# internet connection



## abhi_psd (Aug 14, 2004)

hi guys.
   can ny one plz tell me how to get a net connection in bangalore.i want it to be for 24 hrs and not very costly


----------



## cooljeba (Aug 15, 2004)

abhi_psd said:
			
		

> hi guys.
> can ny one plz tell me how to get a net connection in bangalore.i want it to be for 24 hrs and not very costly


m8 I stay in bangalore too but In my area no one provides a 24 hour net  .
I am connected through the tata indicom wireless internet and it's costly 
..:: peace ::..
Jeba


----------



## aadipa (Aug 15, 2004)

Only option from BSNL is to get 
2nd Bfone line @ 500/pm + 6 months unlimited internet connection @ 9000 Rs
ie 12000 for 24 hrs internet for 6 months or Rs 2000 pm if u say this way.

If u r paying more than that, go for BSNL

Also with 2nd Bfone,
Better option will be to get 100 hrs BSNL pack @ 500Rs + 10.2% tax
with this pack u get free internet on Sundays and night hours from 11 pm to 8 am.
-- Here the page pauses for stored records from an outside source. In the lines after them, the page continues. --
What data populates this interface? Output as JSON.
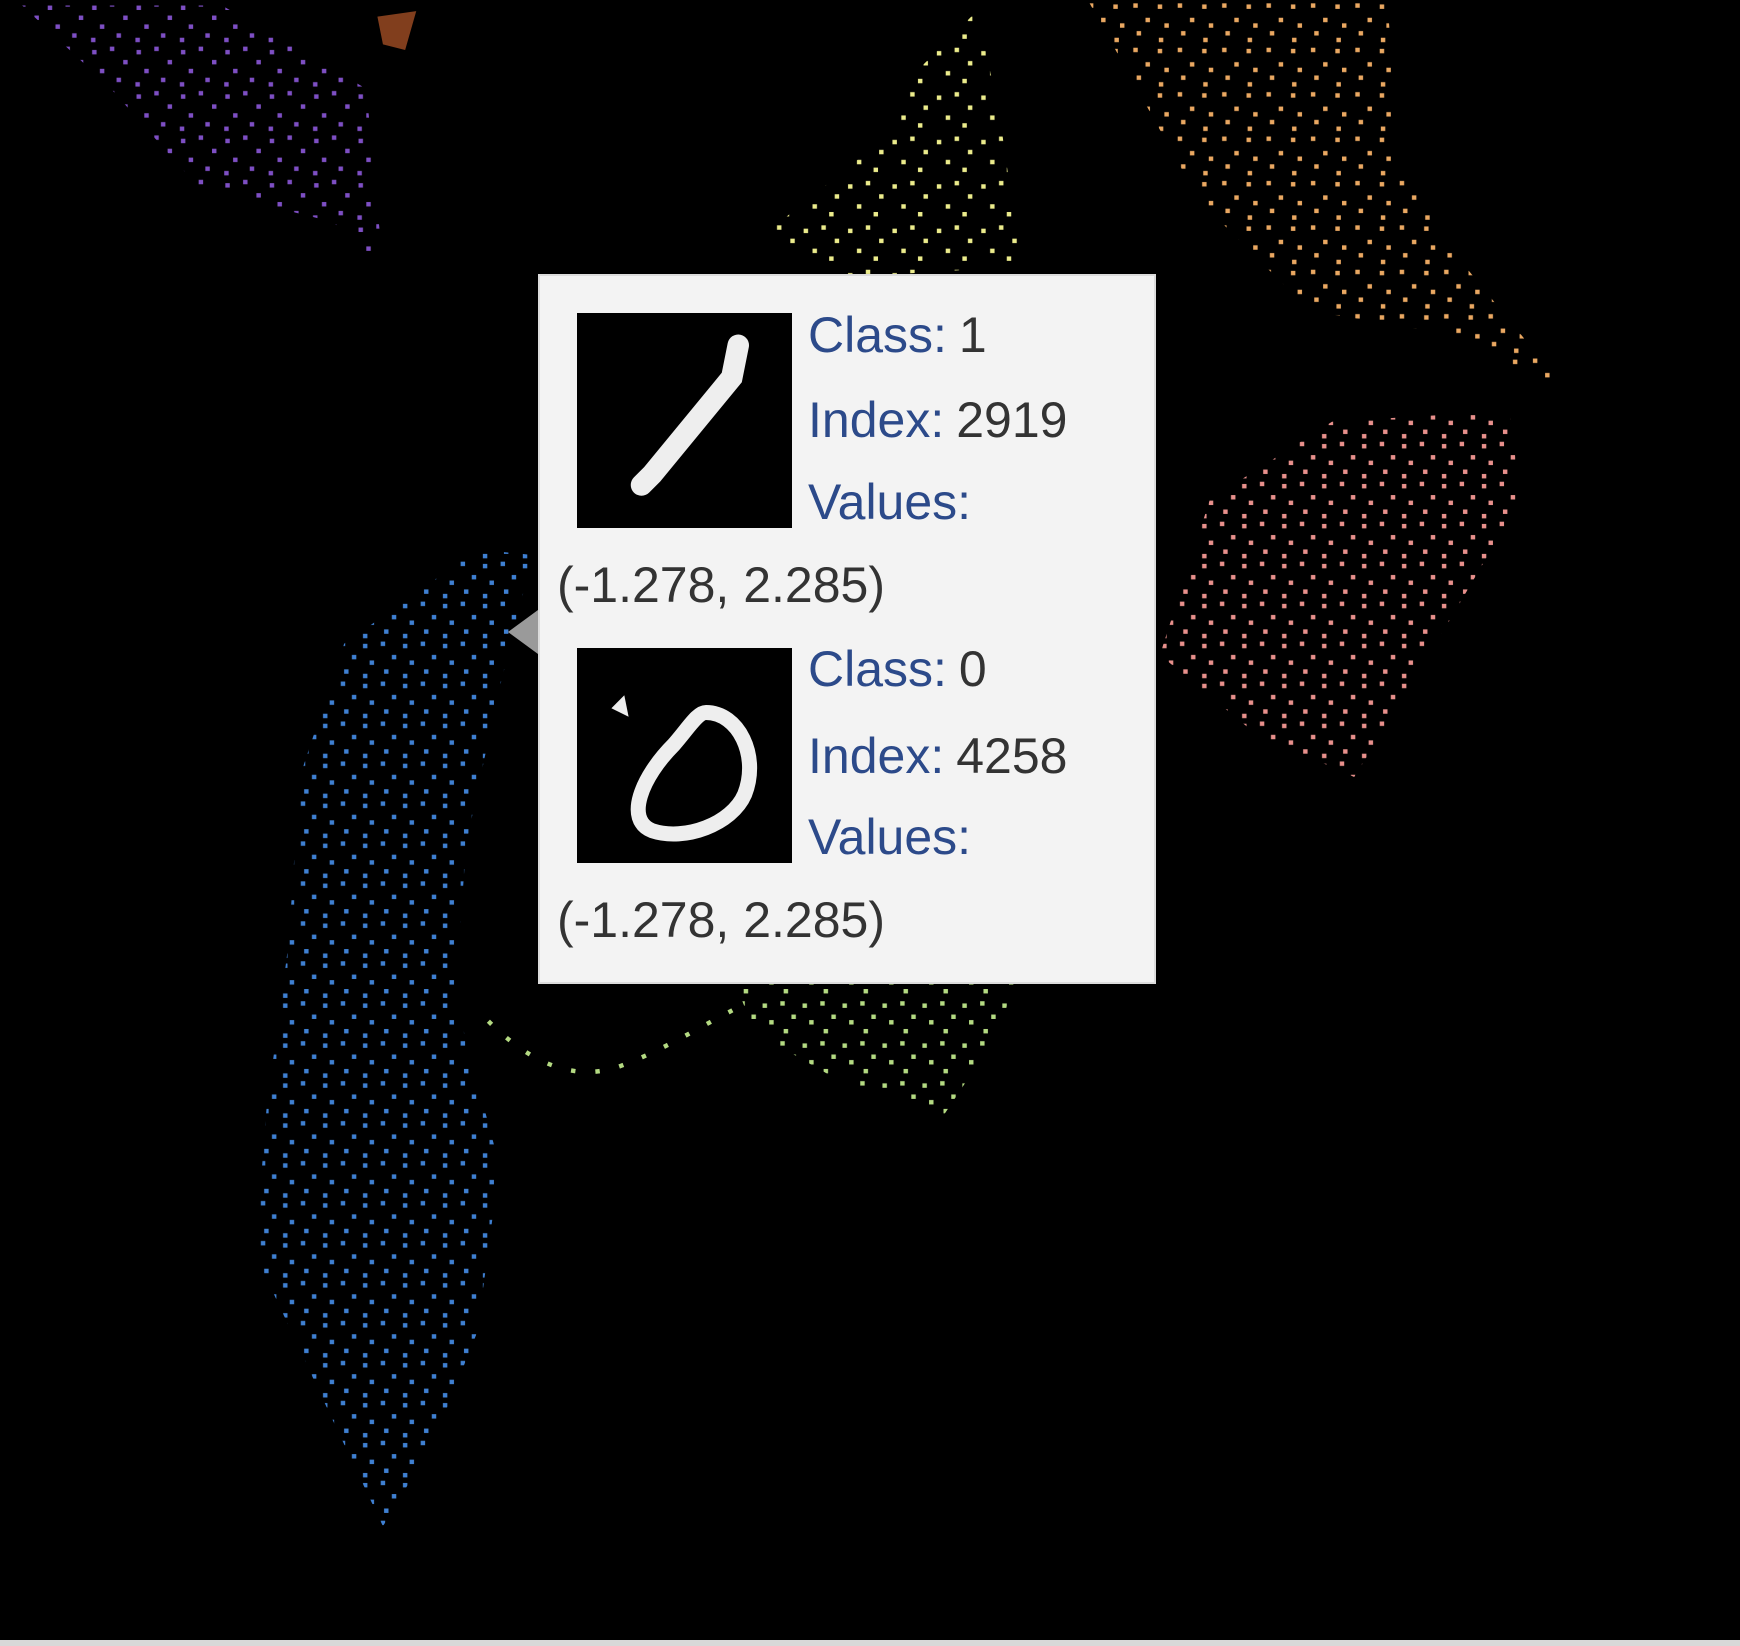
{
  "tooltip": {
    "items": [
      {
        "class_label": "Class:",
        "class": 1,
        "index_label": "Index:",
        "index": 2919,
        "values_label": "Values:",
        "values": "(-1.278, 2.285)"
      },
      {
        "class_label": "Class:",
        "class": 0,
        "index_label": "Index:",
        "index": 4258,
        "values_label": "Values:",
        "values": "(-1.278, 2.285)"
      }
    ]
  }
}
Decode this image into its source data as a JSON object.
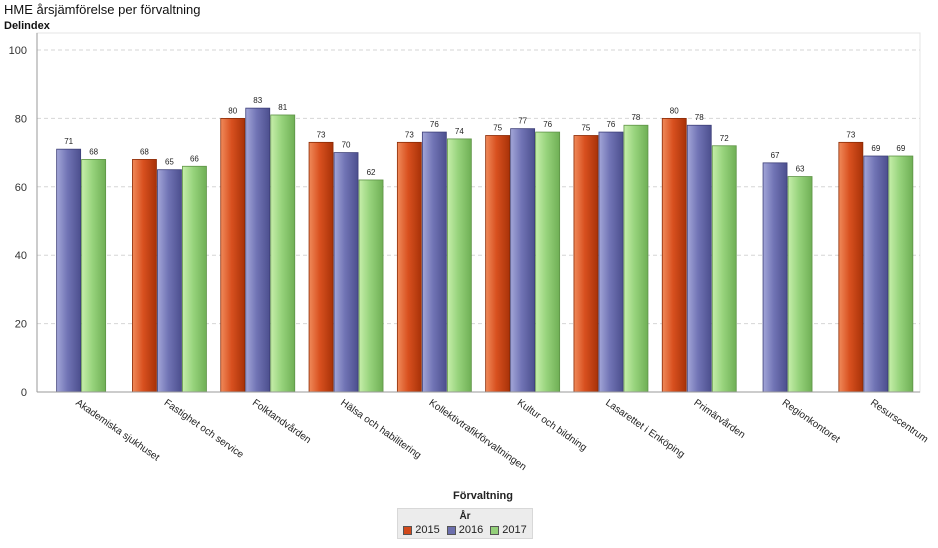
{
  "chart_data": {
    "type": "bar",
    "title": "HME årsjämförelse per förvaltning",
    "ylabel": "Delindex",
    "xlabel": "Förvaltning",
    "ylim": [
      0,
      100
    ],
    "yticks": [
      0,
      20,
      40,
      60,
      80,
      100
    ],
    "grid": true,
    "legend_title": "År",
    "legend_position": "bottom-center",
    "categories": [
      "Akademiska sjukhuset",
      "Fastighet och service",
      "Folktandvården",
      "Hälsa och habilitering",
      "Kollektivtrafikförvaltningen",
      "Kultur och bildning",
      "Lasarettet i Enköping",
      "Primärvården",
      "Regionkontoret",
      "Resurscentrum"
    ],
    "series": [
      {
        "name": "2015",
        "color": "#d2491b",
        "values": [
          null,
          68,
          80,
          73,
          73,
          75,
          75,
          80,
          null,
          73
        ]
      },
      {
        "name": "2016",
        "color": "#6c6fad",
        "values": [
          71,
          65,
          83,
          70,
          76,
          77,
          76,
          78,
          67,
          69
        ]
      },
      {
        "name": "2017",
        "color": "#94d07a",
        "values": [
          68,
          66,
          81,
          62,
          74,
          76,
          78,
          72,
          63,
          69
        ]
      }
    ]
  }
}
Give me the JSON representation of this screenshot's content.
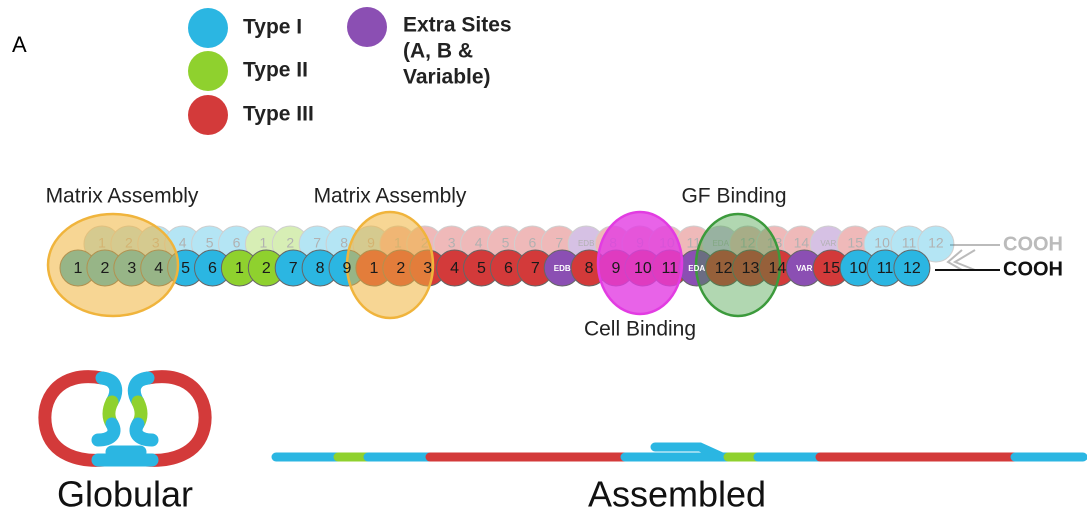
{
  "panel_label": "A",
  "legend": [
    {
      "label": "Type I",
      "color": "#2bb6e2"
    },
    {
      "label": "Type II",
      "color": "#8fd12e"
    },
    {
      "label": "Type III",
      "color": "#d33a3a"
    },
    {
      "label": [
        "Extra Sites",
        "(A, B &",
        "Variable)"
      ],
      "color": "#8b4fb3"
    }
  ],
  "regions": [
    {
      "label": "Matrix Assembly",
      "color": "#f0b43c"
    },
    {
      "label": "Matrix Assembly",
      "color": "#f0b43c"
    },
    {
      "label": "Cell Binding",
      "color": "#e23ce2"
    },
    {
      "label": "GF Binding",
      "color": "#3c9a3c"
    }
  ],
  "chain": {
    "front": [
      {
        "label": "1",
        "color": "#2bb6e2"
      },
      {
        "label": "2",
        "color": "#2bb6e2"
      },
      {
        "label": "3",
        "color": "#2bb6e2"
      },
      {
        "label": "4",
        "color": "#2bb6e2"
      },
      {
        "label": "5",
        "color": "#2bb6e2"
      },
      {
        "label": "6",
        "color": "#2bb6e2"
      },
      {
        "label": "1",
        "color": "#8fd12e"
      },
      {
        "label": "2",
        "color": "#8fd12e"
      },
      {
        "label": "7",
        "color": "#2bb6e2"
      },
      {
        "label": "8",
        "color": "#2bb6e2"
      },
      {
        "label": "9",
        "color": "#2bb6e2"
      },
      {
        "label": "1",
        "color": "#d33a3a"
      },
      {
        "label": "2",
        "color": "#d33a3a"
      },
      {
        "label": "3",
        "color": "#d33a3a"
      },
      {
        "label": "4",
        "color": "#d33a3a"
      },
      {
        "label": "5",
        "color": "#d33a3a"
      },
      {
        "label": "6",
        "color": "#d33a3a"
      },
      {
        "label": "7",
        "color": "#d33a3a"
      },
      {
        "label": "EDB",
        "color": "#8b4fb3"
      },
      {
        "label": "8",
        "color": "#d33a3a"
      },
      {
        "label": "9",
        "color": "#d33a3a"
      },
      {
        "label": "10",
        "color": "#d33a3a"
      },
      {
        "label": "11",
        "color": "#d33a3a"
      },
      {
        "label": "EDA",
        "color": "#8b4fb3"
      },
      {
        "label": "12",
        "color": "#d33a3a"
      },
      {
        "label": "13",
        "color": "#d33a3a"
      },
      {
        "label": "14",
        "color": "#d33a3a"
      },
      {
        "label": "VAR",
        "color": "#8b4fb3"
      },
      {
        "label": "15",
        "color": "#d33a3a"
      },
      {
        "label": "10",
        "color": "#2bb6e2"
      },
      {
        "label": "11",
        "color": "#2bb6e2"
      },
      {
        "label": "12",
        "color": "#2bb6e2"
      }
    ],
    "back": [
      "1",
      "2",
      "3",
      "4",
      "5",
      "6",
      "1",
      "2",
      "7",
      "8",
      "9",
      "1",
      "2",
      "3",
      "4",
      "5",
      "6",
      "7",
      "EDB",
      "8",
      "9",
      "10",
      "11",
      "EDA",
      "12",
      "13",
      "14",
      "VAR",
      "15",
      "10",
      "11",
      "12"
    ],
    "terminus_back": "COOH",
    "terminus_front": "COOH"
  },
  "conformations": [
    "Globular",
    "Assembled"
  ]
}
U can also use 2nd Bfone with any other ISP hich gives u access on numbers like 172xxx. So check for other diam ISPs

Also check out BROADBAND ISPs. Those will be local to u so i cannot comment about their service, connection speed and cost structure

Happy Surfing


----------



## lywyre (Aug 19, 2004)

Try DIAS from BSNL. (Hope BSNL has this facility in Bglr).


----------